If you’ve surfed for a while, you realize that the only way to get in shape for surfing is by surfing.
The muscle groups needed for paddling and standing on a surfboard are unique to our art, and the unpredictable shifts taken by waves when wind, tide or swell direction shift require countless hours of watching the ocean as the lineup morphs into something new.
Still, there are times when travel, injury or the ocean itself can prevent us from riding waves. It is then that serious surfers train to keep themselves as sharp as possible, in anticipation of their inevitable return to their spawning grounds.
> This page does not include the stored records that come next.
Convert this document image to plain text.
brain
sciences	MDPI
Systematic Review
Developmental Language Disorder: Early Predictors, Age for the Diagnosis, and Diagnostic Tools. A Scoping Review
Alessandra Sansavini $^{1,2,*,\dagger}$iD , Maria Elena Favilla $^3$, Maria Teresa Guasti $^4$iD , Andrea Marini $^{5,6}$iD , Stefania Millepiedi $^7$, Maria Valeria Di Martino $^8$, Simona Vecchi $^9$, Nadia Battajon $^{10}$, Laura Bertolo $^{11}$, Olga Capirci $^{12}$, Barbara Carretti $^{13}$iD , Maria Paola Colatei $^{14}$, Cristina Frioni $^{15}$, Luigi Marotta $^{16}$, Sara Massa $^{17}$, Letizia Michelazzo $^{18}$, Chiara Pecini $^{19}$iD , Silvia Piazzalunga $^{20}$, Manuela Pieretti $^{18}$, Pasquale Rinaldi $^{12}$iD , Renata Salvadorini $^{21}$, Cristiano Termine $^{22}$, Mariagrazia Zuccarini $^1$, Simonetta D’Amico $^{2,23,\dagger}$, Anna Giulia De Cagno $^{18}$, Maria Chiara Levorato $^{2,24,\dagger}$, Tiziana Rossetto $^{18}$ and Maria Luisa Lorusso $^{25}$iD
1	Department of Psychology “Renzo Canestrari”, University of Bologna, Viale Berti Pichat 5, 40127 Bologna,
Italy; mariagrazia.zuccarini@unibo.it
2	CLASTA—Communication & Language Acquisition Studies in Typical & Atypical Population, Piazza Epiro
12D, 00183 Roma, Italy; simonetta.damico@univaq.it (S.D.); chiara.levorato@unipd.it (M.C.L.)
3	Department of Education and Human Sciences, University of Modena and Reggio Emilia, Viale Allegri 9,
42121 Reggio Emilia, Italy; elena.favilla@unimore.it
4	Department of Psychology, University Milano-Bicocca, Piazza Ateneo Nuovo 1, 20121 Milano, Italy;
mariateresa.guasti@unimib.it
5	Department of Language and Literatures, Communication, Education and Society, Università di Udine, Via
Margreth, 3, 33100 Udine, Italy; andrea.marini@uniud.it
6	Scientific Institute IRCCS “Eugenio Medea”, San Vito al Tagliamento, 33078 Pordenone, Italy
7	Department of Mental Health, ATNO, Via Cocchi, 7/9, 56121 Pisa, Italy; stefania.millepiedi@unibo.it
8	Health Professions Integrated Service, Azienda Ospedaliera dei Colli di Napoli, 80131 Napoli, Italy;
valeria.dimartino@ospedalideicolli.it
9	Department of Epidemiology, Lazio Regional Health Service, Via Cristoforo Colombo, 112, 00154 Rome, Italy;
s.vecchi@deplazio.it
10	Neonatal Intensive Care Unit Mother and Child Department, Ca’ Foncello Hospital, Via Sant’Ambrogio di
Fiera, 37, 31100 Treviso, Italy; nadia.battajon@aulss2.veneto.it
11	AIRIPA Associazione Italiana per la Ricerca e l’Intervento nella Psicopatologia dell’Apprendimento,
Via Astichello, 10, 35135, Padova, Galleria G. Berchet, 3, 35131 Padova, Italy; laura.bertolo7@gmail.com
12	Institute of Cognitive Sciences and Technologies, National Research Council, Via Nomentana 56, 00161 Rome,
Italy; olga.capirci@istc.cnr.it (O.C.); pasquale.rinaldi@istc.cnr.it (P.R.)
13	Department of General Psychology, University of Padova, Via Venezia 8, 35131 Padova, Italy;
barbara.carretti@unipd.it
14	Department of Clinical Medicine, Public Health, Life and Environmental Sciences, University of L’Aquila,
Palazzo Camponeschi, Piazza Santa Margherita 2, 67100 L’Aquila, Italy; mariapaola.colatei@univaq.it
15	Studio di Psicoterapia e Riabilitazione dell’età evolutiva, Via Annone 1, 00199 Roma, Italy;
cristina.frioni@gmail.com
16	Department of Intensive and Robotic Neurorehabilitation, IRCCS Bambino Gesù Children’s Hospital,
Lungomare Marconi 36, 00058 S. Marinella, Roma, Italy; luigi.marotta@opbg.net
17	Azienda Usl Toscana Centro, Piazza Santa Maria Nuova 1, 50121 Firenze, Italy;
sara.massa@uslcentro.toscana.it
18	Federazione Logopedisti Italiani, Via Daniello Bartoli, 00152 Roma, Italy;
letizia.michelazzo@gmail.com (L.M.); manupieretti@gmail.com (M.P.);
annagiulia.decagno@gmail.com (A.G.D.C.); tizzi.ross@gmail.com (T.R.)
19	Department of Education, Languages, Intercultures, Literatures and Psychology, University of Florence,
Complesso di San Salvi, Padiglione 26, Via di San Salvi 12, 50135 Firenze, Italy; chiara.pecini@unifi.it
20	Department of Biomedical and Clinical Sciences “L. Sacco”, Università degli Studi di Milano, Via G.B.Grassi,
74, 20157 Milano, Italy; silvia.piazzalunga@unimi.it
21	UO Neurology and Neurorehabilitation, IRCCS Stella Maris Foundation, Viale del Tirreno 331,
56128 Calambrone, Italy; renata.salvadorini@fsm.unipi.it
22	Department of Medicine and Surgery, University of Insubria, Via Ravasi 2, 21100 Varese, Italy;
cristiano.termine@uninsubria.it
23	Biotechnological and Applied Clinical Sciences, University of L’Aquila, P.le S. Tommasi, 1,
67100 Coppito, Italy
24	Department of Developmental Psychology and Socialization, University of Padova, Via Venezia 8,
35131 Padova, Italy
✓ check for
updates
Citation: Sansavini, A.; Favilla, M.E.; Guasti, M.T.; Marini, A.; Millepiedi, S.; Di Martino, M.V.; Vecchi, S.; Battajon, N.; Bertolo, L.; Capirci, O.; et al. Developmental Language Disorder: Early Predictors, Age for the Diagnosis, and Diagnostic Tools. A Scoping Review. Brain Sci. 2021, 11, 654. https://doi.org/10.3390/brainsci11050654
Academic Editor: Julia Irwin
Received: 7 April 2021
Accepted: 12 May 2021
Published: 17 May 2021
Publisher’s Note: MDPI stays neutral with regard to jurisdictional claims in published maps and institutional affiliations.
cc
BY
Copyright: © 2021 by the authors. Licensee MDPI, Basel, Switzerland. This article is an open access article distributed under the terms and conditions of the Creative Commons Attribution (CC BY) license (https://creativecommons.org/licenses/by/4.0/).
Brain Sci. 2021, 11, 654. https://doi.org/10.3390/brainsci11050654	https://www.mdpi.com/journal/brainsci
In previous columns I have suggested the use of the Surf-Fit Performance Mat along with various exercises like swimming, pushups, planks, yoga and boxing. Any exercise that increases strength, stamina, balance or flexibility will do.
The most obvious cross-trainer available is the skateboard. While fun on its own, skateboarding (once called “sidewalk surfing”) mimics wave riding better than nearly any other activity.
Turning a skateboard or a surfboard requires nearly identical movements — basically putting weight on one side of the board or the other.
Being mostly a lower body exercise, however, and having no need for popping up from a prone position, not even skateboarding will totally prepare you to surf.
I recently had the opportunity to interview Bryce Wettstein of Encinitas, a surfer, skateboarder, volleyball player, skim boarder, poet, writer, artist, singer-songwriter, designer, style master and Olympian.
While Bryce has somehow become accomplished in each of the aforementioned activities — she was recently named style director for the GeoMetro Party skate brand — her greatest achievement as I see it is joy, something she is an ambassador of and spreads thickly and generously throughout the world.
As a skateboarder, she has competed and excelled at the highest level, culminating at age 17 with her taking 6th at the 2021 Tokyo Olympics.
Nonetheless, it’s easy to get the impression that Wettstein cares more for hanging with friends and family and the electrified buzz induced by her gravity-defying ballet than she does winning medals.
Watching on TV as she played her ukulele for friends at the Olympic Village hammered home the point.
As she recently stated, “The Olympics are a dream come true, however, it is only a very small part of skateboarding. It does not define me or skateboarding. The best thing about the contests starting up again is getting to hang out with all my international skate friends again. It seems this is the only way to get together.
“Tokyo 2021 will come and go, but skateboarding will keep going on forever.”
If I were to write Bryce Wettstein’s bio, I would add intangibles like Love. Joy. Light. Ability. Humility. Ambassador of goodness.
Did I mention that she’s a brilliant surfer?